Call Port Neches-Groves high school and this is the first thing you will hear:

“If you are calling about tickets to Mid-County Madness, the Port Neches-Groves vs. Nederland game, there are no adult tickets.”

Sold out, that is a term that you have to get used to when it comes to Mid-County Madness, because the madness is no exaggeration with this historic rivalry between the Nederland Bulldogs, and the Port Neches – Groves Indians. Just ask Tom Halliburton, former longtime sports reporter for the Port Arthur News, who coined the term Mid-County Madness, back in 1978.

“It just fit,” recalled Halliburton, now working with the Beaumont Enterprise part-time. “And it just made sense to both sides. I don’t really consider it really anything close to the greatest thing I ever did as a writer, but it may be the most lasting thing.”

It’s safe to say the term has taken hold, and the rivalry is ingrained, almost from birth.

“These kids grow up together, they go to church together, they play little league baseball together,” said PN-G Head Coach, Brandon Faircloth. “They know each other really well, so I think that’s what makes it special.”

With over 10 thousand people in the stands on Friday night, it might be hard for both teams not get lost in the lights. Just ask the seniors, now veterans to the madness.

“It’s awesome the environment here is unbelievable, and with all the people here, it’s like we are playing in a college football game,” said Indians Senior Linebacker, Austin Bost. “You couldn’t ask for anything more.”

Nederland Senior Wide Receiver, Kevon Latulas says you have to try and drown out the noise.

“It’s different from a regular Friday night.

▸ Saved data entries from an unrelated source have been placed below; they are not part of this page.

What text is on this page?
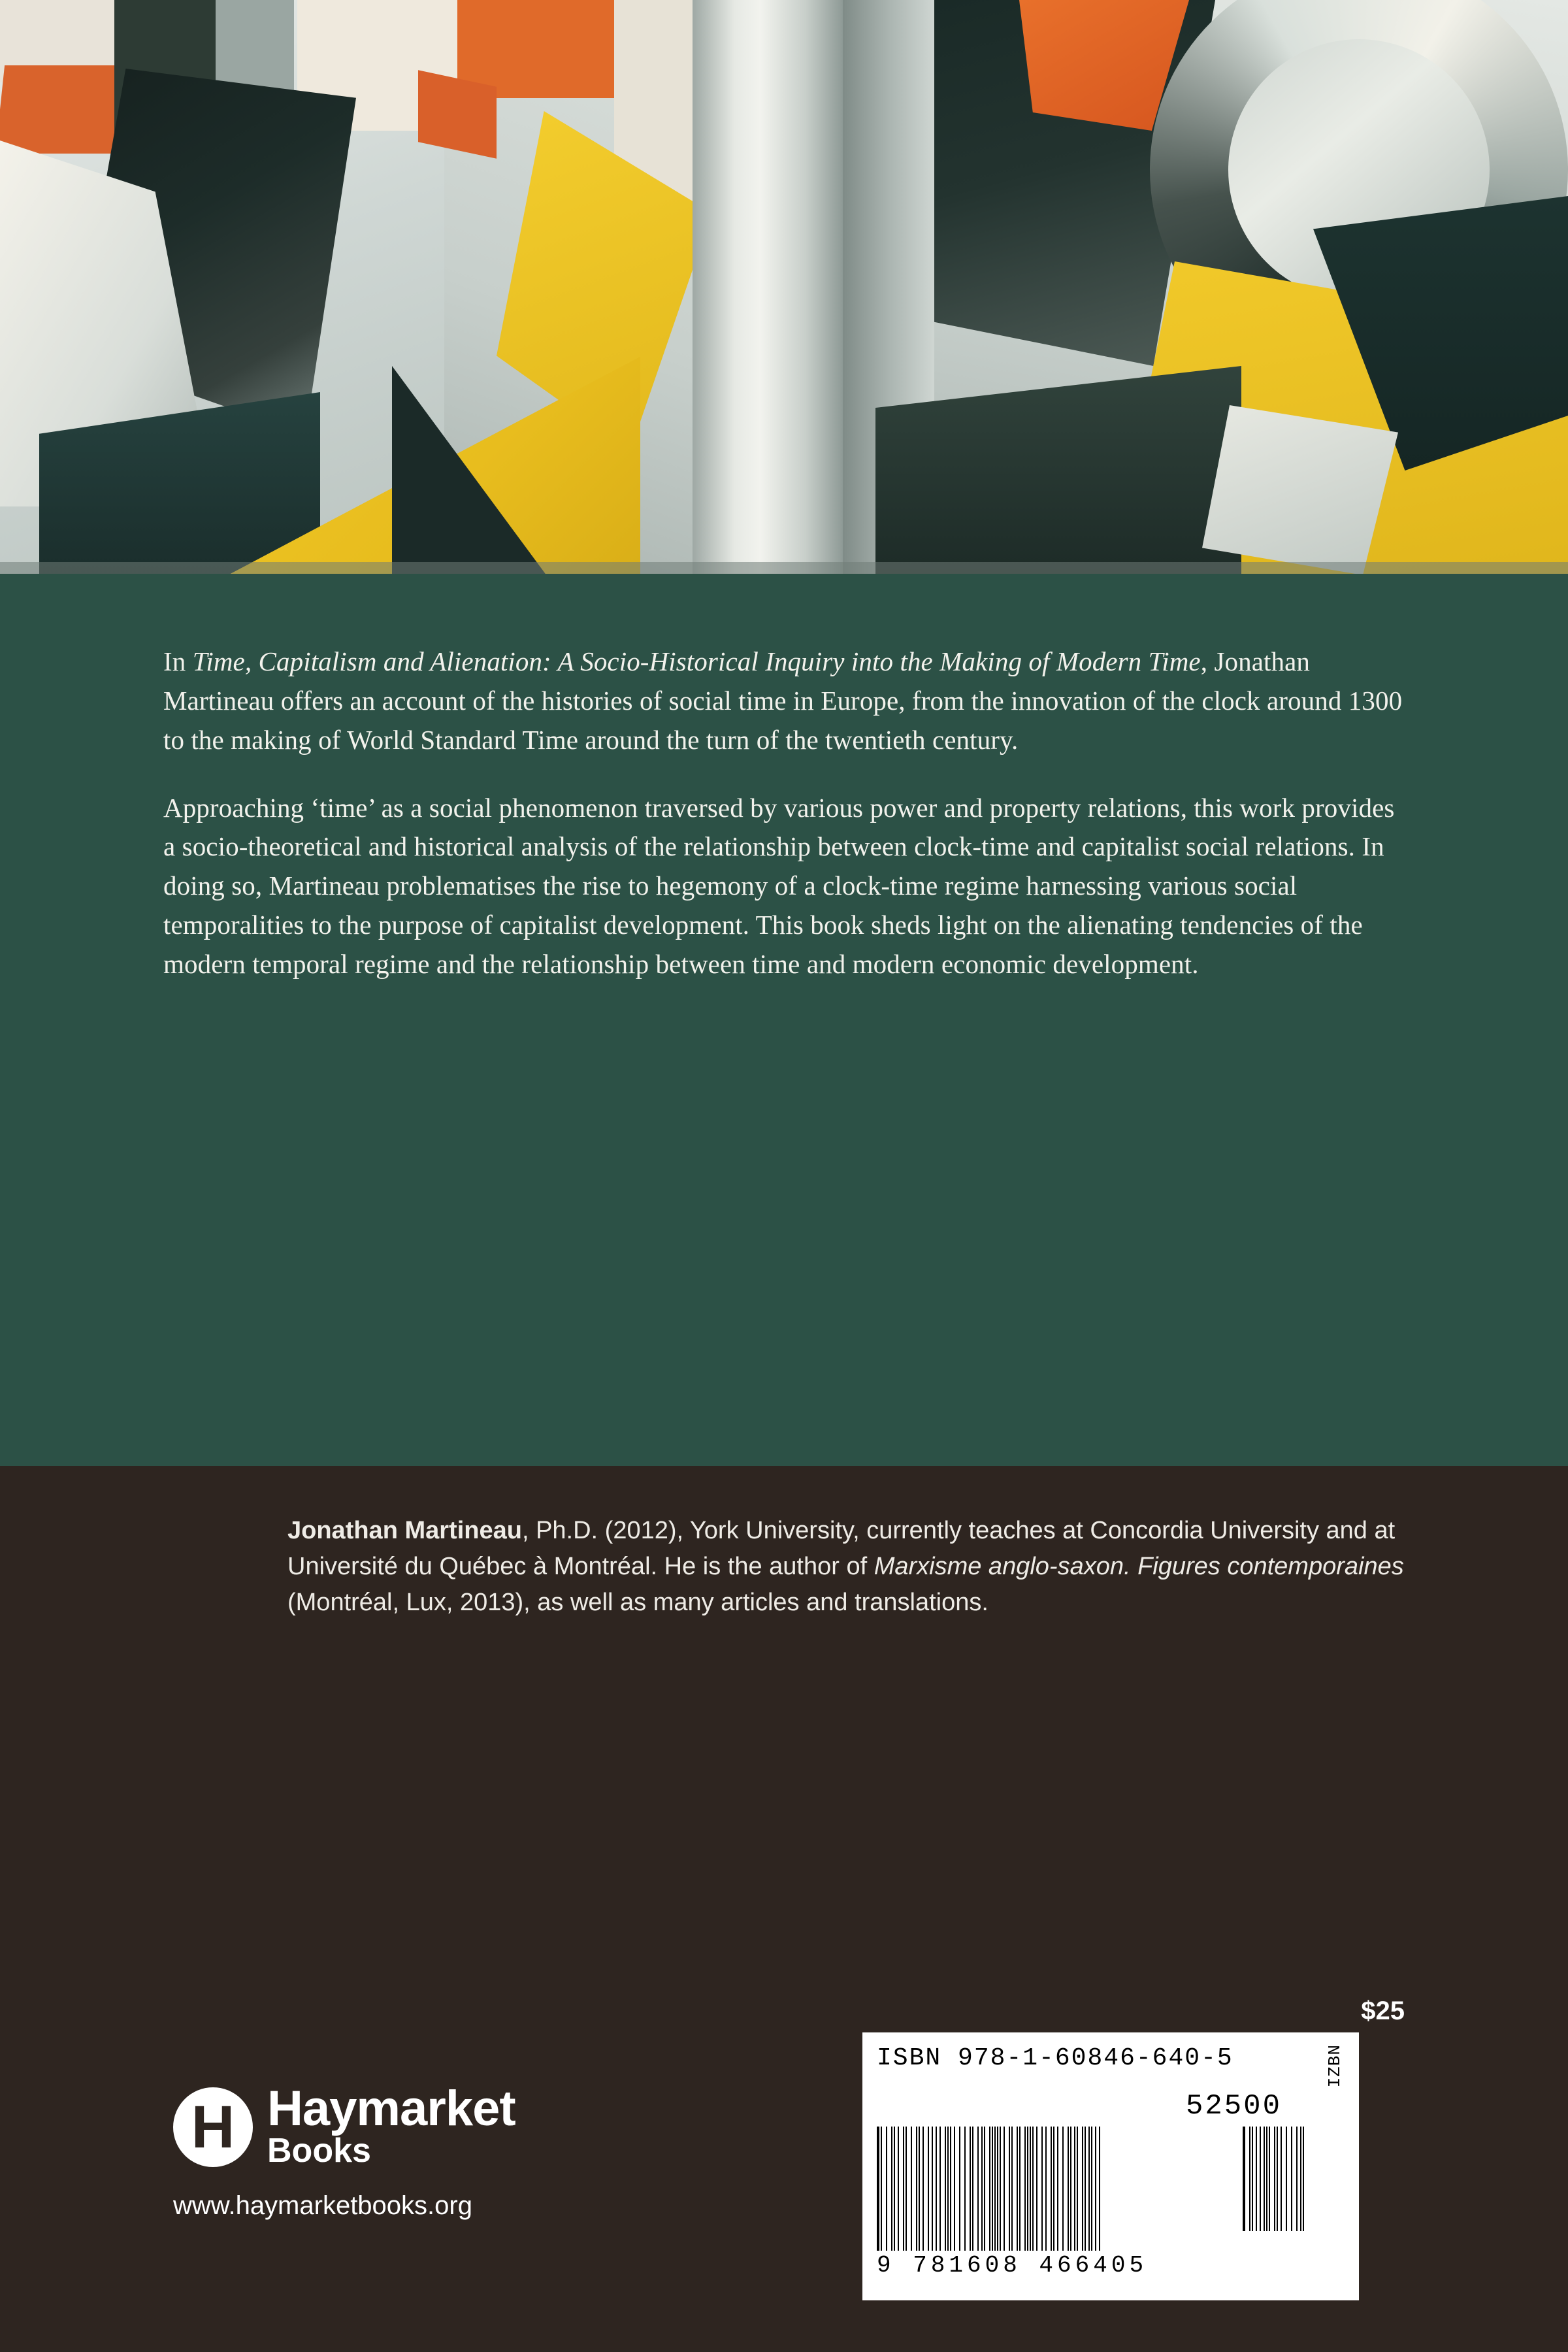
In Time, Capitalism and Alienation: A Socio-Historical Inquiry into the Making of Modern Time, Jonathan Martineau offers an account of the histories of social time in Europe, from the innovation of the clock around 1300 to the making of World Standard Time around the turn of the twentieth century.

Approaching ‘time’ as a social phenomenon traversed by various power and property relations, this work provides a socio-theoretical and historical analysis of the relationship between clock-time and capitalist social relations. In doing so, Martineau problematises the rise to hegemony of a clock-time regime harnessing various social temporalities to the purpose of capitalist development. This book sheds light on the alienating tendencies of the modern temporal regime and the relationship between time and modern economic development.

Jonathan Martineau, Ph.D. (2012), York University, currently teaches at Concordia University and at Université du Québec à Montréal. He is the author of Marxisme anglo-saxon. Figures contemporaines (Montréal, Lux, 2013), as well as many articles and translations.

$25
ISBN 978-1-60846-640-5	IZBN
52500
9 781608 466405
H Haymarket
Books
www.haymarketbooks.org
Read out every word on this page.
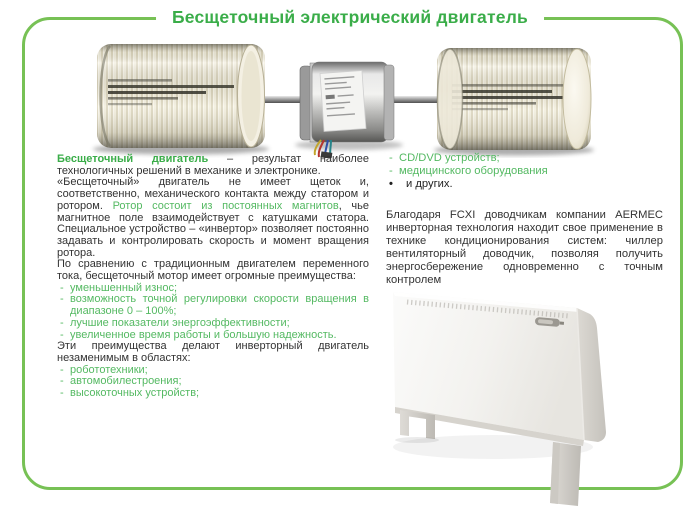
Бесщеточный электрический двигатель

Бесщеточный двигатель – результат наиболее технологичных решений в механике и электронике.

«Бесщеточный» двигатель не имеет щеток и, соответственно, механического контакта между статором и ротором. Ротор состоит из постоянных магнитов, чье магнитное поле взаимодействует с катушками статора. Специальное устройство – «инвертор» позволяет постоянно задавать и контролировать скорость и момент вращения ротора.

По сравнению с традиционным двигателем переменного тока, бесщеточный мотор имеет огромные преимущества:

- уменьшенный износ;
- возможность точной регулировки скорости вращения в диапазоне 0 – 100%;
- лучшие показатели энергоэффективности;
- увеличенное время работы и большую надежность.

Эти преимущества делают инверторный двигатель незаменимым в областях:

- робототехники;
- автомобилестроения;
- высокоточных устройств;
- CD/DVD устройств;
- медицинского оборудования
•	и других.

Благодаря FCXI доводчикам компании AERMEC инверторная технология находит свое применение в технике кондиционирования систем: чиллер вентиляторный доводчик, позволяя получить энергосбережение одновременно с точным контролем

It’s the biggest game in Texas, it feels like you’re in a college football game, but you can’t worry about that,” said Latulas. “You just have to focus on the game.”

For Nederland Head Coach Monte Barrow, who has been with the district for over 20 years, he understands the scale of the game, and hopes his players relish the experience.

“You hope that the kids, that the players realize it,” said Barrow, in his first year as the Bulldog’s Head Coach. “They probably won’t at this time, but later on down the road, they’ll look back on it and realize how special it was to play in front of a crowd like that.”

Because according to Halliburton, this rivalry matches any in sports.

“Texas/Oklahoma, Army/Navy, USC/UCLA,” said Halliburton. “It’s unpredictable, and that’s the great thing about sports.”